The program will feature sisters Esther Park ’12AD ’13MMA ’17DMA and Sun-A Park ’16AD ’17MMA, performing together as Duo Amadeae; Ronaldo Rolim ’20DMA; Henry Kramer ’13AD ’19DMA; and Larry Weng ’14MMA ’19DMA and Yevgeny Yontov ’14MM ’20DMA, performing as part of the icarus Quartet, which also includes percussionists Jeff Stern ’16AD and Matthew Keown ’16MM ’20DMA. Berman asked each pianist to propose several pieces of repertoire, then “tried to make a varied program of different styles.” The program will feature works by Schubert, Mendelssohn, Chopin, Albéniz, Ravel, and Bartók.

Duo Amadeae won first prize at the Chicago International Duo Piano Competition in 2016. Rolim won Astral Artists’ 2017 national auditions. Kramer earned second prize at the 2016 Queen Elisabeth Competition, of which Weng was named a laureate. And Yontov was a finalist at the 15th Arthur Rubinstein International Piano Master Competition.

While the April 4 program showcases Berman’s students, he is quick to celebrate the collaborative nature of YSM’s piano department. When pianists arrive at YSM to study, they can expect to cross paths with all piano faculty members. “We have a department in which we truly enjoy being together,” Berman said. “Very often, I send my students to play for my colleagues.” Two of those colleagues, Wei-Yi Yang and Deputy Dean Melvin Chen, are Berman’s former students. The primary criteria Berman and his piano faculty colleagues use in selecting pianists for admission is artistic individuality. “We are in the position to select people who are both very engaged intellectually and also wonderful artists,” he said of the students who enroll at the School of Music. “It is not by accident that every year we have applicants from the best schools.”

Esther Park enrolled at YSM and joined Berman’s studio after earning an undergraduate and graduate degree from The Juilliard School and then studying at the Hochschule für Musik und Theater Hannover. “He respected the background that I came from,” she said. “He knew exactly what I needed.” Talking with Berman about music, Park said, is “like speaking with Yoda.”

The piano department at YSM is unique, Park said, because of the faculty members’ relationships. When she was working on music by Schubert or Schumann, Berman would encourage Park to play for Peter Frankl. In turn, pianists from other faculty members’ studios play certain repertoire — Prokofiev, for example — for Berman. Park takes that approach at East Tennessee State University, where she is an assistant professor of piano.

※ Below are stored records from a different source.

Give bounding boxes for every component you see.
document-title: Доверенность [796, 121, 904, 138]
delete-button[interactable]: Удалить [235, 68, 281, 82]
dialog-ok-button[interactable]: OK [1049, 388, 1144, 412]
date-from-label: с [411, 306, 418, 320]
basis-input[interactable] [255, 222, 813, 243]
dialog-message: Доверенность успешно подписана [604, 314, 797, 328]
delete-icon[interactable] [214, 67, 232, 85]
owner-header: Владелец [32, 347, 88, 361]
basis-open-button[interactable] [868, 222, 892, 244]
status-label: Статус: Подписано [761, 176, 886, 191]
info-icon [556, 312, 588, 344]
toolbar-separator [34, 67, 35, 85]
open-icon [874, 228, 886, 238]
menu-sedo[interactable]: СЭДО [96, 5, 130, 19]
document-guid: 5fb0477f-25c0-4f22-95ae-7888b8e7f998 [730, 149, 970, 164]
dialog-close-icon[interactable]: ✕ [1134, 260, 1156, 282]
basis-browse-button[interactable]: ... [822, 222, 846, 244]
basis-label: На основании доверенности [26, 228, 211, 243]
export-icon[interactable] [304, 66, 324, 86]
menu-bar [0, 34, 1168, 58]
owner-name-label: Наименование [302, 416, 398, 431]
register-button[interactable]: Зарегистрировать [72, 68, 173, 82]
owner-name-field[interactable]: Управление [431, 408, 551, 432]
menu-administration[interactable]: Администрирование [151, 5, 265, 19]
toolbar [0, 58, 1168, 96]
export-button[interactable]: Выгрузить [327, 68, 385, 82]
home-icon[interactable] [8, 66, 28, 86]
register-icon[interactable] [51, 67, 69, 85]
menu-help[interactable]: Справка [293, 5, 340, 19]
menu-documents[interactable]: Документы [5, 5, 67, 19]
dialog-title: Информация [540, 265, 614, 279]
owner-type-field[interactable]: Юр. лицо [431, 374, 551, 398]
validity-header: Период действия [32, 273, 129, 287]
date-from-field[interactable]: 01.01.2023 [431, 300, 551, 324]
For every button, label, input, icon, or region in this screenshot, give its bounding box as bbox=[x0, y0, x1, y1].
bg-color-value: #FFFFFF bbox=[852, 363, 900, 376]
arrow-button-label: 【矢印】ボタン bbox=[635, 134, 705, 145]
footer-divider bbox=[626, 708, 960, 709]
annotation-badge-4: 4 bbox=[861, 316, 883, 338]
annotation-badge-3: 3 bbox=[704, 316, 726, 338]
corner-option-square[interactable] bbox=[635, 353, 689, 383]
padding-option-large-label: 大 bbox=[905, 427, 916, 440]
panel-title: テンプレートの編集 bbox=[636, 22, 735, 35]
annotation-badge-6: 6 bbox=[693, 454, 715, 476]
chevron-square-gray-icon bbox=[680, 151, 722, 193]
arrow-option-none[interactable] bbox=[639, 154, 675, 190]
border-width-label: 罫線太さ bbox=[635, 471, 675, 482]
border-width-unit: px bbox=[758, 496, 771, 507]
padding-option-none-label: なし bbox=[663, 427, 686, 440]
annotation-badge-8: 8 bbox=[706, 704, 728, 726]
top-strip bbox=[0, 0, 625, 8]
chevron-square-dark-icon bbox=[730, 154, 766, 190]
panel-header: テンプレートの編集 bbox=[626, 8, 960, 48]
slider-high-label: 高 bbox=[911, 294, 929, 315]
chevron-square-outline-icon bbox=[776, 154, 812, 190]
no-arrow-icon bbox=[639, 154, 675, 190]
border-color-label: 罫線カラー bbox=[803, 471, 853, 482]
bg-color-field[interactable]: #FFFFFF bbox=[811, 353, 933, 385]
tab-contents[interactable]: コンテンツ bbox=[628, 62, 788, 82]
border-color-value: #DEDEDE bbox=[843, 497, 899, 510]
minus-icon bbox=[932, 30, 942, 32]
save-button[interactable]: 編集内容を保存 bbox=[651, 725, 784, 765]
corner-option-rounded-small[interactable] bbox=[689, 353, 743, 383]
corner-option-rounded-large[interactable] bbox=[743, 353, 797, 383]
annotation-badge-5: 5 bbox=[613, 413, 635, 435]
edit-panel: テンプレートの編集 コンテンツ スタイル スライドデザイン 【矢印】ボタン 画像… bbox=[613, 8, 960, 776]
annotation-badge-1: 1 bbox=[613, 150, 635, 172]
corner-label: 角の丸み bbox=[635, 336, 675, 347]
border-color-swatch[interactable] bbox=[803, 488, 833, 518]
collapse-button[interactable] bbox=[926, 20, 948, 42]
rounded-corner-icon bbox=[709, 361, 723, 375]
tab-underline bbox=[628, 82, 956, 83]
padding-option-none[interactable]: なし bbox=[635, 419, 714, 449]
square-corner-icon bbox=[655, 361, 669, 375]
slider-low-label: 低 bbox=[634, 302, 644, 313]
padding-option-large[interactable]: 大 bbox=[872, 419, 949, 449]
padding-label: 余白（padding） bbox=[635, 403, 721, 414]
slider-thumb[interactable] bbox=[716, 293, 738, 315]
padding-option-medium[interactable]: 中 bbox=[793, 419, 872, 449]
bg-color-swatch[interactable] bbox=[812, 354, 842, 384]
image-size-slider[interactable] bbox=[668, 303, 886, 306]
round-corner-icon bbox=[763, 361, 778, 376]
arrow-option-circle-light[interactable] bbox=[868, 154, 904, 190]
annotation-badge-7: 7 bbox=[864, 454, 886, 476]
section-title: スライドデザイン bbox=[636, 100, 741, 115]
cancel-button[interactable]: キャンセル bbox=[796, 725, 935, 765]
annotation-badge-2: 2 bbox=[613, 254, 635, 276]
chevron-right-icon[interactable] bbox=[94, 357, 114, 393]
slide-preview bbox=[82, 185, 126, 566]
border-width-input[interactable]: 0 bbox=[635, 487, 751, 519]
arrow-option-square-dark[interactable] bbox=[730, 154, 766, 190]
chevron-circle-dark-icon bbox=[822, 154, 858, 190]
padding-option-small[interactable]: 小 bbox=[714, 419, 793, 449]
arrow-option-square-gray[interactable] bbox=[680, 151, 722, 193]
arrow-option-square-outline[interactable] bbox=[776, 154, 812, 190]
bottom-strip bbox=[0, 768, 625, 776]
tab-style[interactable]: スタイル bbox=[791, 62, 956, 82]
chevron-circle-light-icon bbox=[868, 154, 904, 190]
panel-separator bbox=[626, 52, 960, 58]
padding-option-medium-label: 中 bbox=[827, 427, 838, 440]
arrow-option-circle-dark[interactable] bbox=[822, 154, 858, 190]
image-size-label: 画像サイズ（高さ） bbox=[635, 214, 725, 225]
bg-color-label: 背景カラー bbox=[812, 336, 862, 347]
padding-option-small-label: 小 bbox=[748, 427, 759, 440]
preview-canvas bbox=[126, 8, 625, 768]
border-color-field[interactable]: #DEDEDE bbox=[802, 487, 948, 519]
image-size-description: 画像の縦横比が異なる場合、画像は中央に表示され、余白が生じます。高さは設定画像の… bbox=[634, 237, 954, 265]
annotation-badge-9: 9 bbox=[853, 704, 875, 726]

Kramer, who is an assistant teaching professor at the University of Missouri–Kansas City Conservatory of Music and Dance, also spoke about the collaborative environment at YSM. “We all would play for each other and help disseminate ideas that had come to us through Prof. Berman,” Kramer said. “The overall environment at YSM is very intense and expecting the highest caliber of music-making, but at the same time you feel that the fabric of the faculty, students, and administration weaves together to create this wonderful network of support propelling you to achieve your own personal best results. I am honored to have the opportunity to celebrate my school and my professor during this concert.”

Berman points out that he, in turn, learns plenty from his students. Sometimes a student’s performance will remain “a reference for me,” he said, explaining that he will find himself “convinced,” after hearing a particular interpretation.

“It’s a fascinating field,” he said, “and it is a great privilege to work with so many talented people.”

On Wednesday, April 4, alumni who studied with faculty pianist and Horowitz Piano Series Artistic Director Boris Berman return from international successes to perform at the School of Music.